Lucy came into the bedchamber, gratitude in her heart.
‘You do understand. I thought I must be losing my reason.’

Dion came to her and tucked a confiding hand in her arm.
‘Do you know, I believe it is a way we have of making possible a break with the past. I suppose all females must experience something of the sort, when they return to their home after they are married.’ Her eyes rolled. ‘Except Paulina, of course. She has never become accustomed to losing her status at Pennington. Yet she left there some years before my uncle died. Paulina looks askance at every change and drives Stefan demented.’

The naughty giggle that accompanied this revelation was not echoed in Lucy’s breast.
She was positively glad to know Stefan’s path was not uniformly smooth.

She was recalled to the business of the day by a suddenly brisk Dion, who withdrew her hand and rubbed her fingers together in a business-like fashion.

‘Now, where do we start?’

* * *

Lucy stuffed the last of the items she had gathered together beside her into the old trunk and rose from sore knees. She put her hands to her back, massaging muscles strained from bending.

‘I had not thought there was so much left to pack.’

From a chair by the parlour window, where she was unravelling tangled threads from Lucy’s tapestry-covered sewing box, Dion cast a glance at the bulging contents of the trunk.
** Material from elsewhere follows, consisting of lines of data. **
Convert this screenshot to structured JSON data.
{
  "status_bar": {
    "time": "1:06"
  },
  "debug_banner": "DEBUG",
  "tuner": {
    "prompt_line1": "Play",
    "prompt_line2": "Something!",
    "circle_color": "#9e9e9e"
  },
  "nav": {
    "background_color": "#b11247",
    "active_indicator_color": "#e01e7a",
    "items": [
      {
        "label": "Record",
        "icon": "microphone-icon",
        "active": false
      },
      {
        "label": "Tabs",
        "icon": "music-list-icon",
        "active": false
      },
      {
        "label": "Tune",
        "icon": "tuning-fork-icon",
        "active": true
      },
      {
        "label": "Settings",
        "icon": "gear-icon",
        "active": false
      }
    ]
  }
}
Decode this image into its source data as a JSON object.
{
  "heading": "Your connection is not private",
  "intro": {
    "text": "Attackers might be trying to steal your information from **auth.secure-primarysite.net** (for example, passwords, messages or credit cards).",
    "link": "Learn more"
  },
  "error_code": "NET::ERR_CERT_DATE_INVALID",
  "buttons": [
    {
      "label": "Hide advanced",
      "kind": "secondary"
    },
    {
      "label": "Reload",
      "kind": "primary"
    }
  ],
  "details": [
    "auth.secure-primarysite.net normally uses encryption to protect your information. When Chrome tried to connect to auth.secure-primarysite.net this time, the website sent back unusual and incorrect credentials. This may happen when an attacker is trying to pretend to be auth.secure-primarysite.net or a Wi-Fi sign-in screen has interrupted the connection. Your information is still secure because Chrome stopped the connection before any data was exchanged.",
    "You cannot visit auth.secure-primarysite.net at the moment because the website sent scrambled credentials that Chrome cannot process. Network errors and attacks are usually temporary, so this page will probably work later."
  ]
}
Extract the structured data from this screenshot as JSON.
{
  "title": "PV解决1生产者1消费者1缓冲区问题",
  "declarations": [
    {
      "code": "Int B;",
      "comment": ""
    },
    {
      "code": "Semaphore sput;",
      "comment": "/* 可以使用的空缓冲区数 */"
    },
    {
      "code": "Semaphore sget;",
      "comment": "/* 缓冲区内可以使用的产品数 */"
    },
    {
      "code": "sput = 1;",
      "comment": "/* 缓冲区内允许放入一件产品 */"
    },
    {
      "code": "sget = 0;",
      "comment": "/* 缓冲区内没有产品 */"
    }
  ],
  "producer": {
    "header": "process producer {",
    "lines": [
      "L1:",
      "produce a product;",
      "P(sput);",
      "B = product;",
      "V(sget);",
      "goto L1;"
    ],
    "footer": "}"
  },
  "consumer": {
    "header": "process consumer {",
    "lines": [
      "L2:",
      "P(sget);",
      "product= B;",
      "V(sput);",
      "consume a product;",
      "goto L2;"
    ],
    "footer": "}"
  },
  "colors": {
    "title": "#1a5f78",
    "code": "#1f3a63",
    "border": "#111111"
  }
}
‘It is extraordinary how one manages to accumulate so much paraphernalia, is it not?
Sometimes I wish I was a gypsy, with nothing to take but my bowl and pipe.’

Lucy laughed.
‘I imagine even gypsies find their wagons crowded with useless items they cannot bear to throw away.’ She looked down into the trunk. ‘Really, I cannot imagine what I will do with the half of this stuff.’

‘But you cannot be rid of it.
I know. You would laugh if you could see the collection of dolls and childish games I insisted upon bringing with me to Pennington. Yet I have not looked at them from that day to this.’

Frowning round at the mass of items still awaiting her attention on the surrounding chairs, Lucy gave an exasperated sigh.
‘I have a very good mind to throw the rest away.’ She moved to a pile of old clothes. ‘I cannot conceive that I shall ever wear the half of these things, even when I am out of mourning.’

‘Take them,’ advised Dion.
‘Mrs Lovedown has an excellent system for disposing of cast-off clothing.’ She got up and came to join Lucy in sifting through the pile. ‘There is plenty of wear left in these. What you do not want will be much appreciated by those in less fortunate circumstances.’

Lucy felt herself to be scarcely more fortunate than the proposed poor recipients who might receive the offerings.
She ought not to indulge in the profligacy of discarding garments. How was she to replace them? A horrid thought occurred. Was she to be beholden to Lord Pennington for the very clothes upon her back? Unthinkable. She had rather marry Mr Waley.

Remembrance caught at her, and she fairly jumped.
‘Oh, dear Lord! I must go at once to the church. I had forgot Mr Waley. How uncivil not to visit him at once.’

She hurried from the room as she spoke, hunting for where she had discarded her coat.
Dion was hot on her heels.

‘Who is this Mr Waley?
Stefan said he is a curate.’

‘He was Papa’s right hand, and a good friend to us both,’ Lucy said, running upstairs.
‘I must have left my coat in the bedchamber.’

From the hallway, Dion called out.
‘Bring mine, will you?’

Lucy halted at the top of the stairs and turned, anxiety stirring in her bosom.
‘Oh, no, I must go alone. Pray, Dion, do you remain here. I will not be long. You may partake of some more of the cake we had earlier. And tea, if you wish for it. You will have to make it. But I must go by myself.’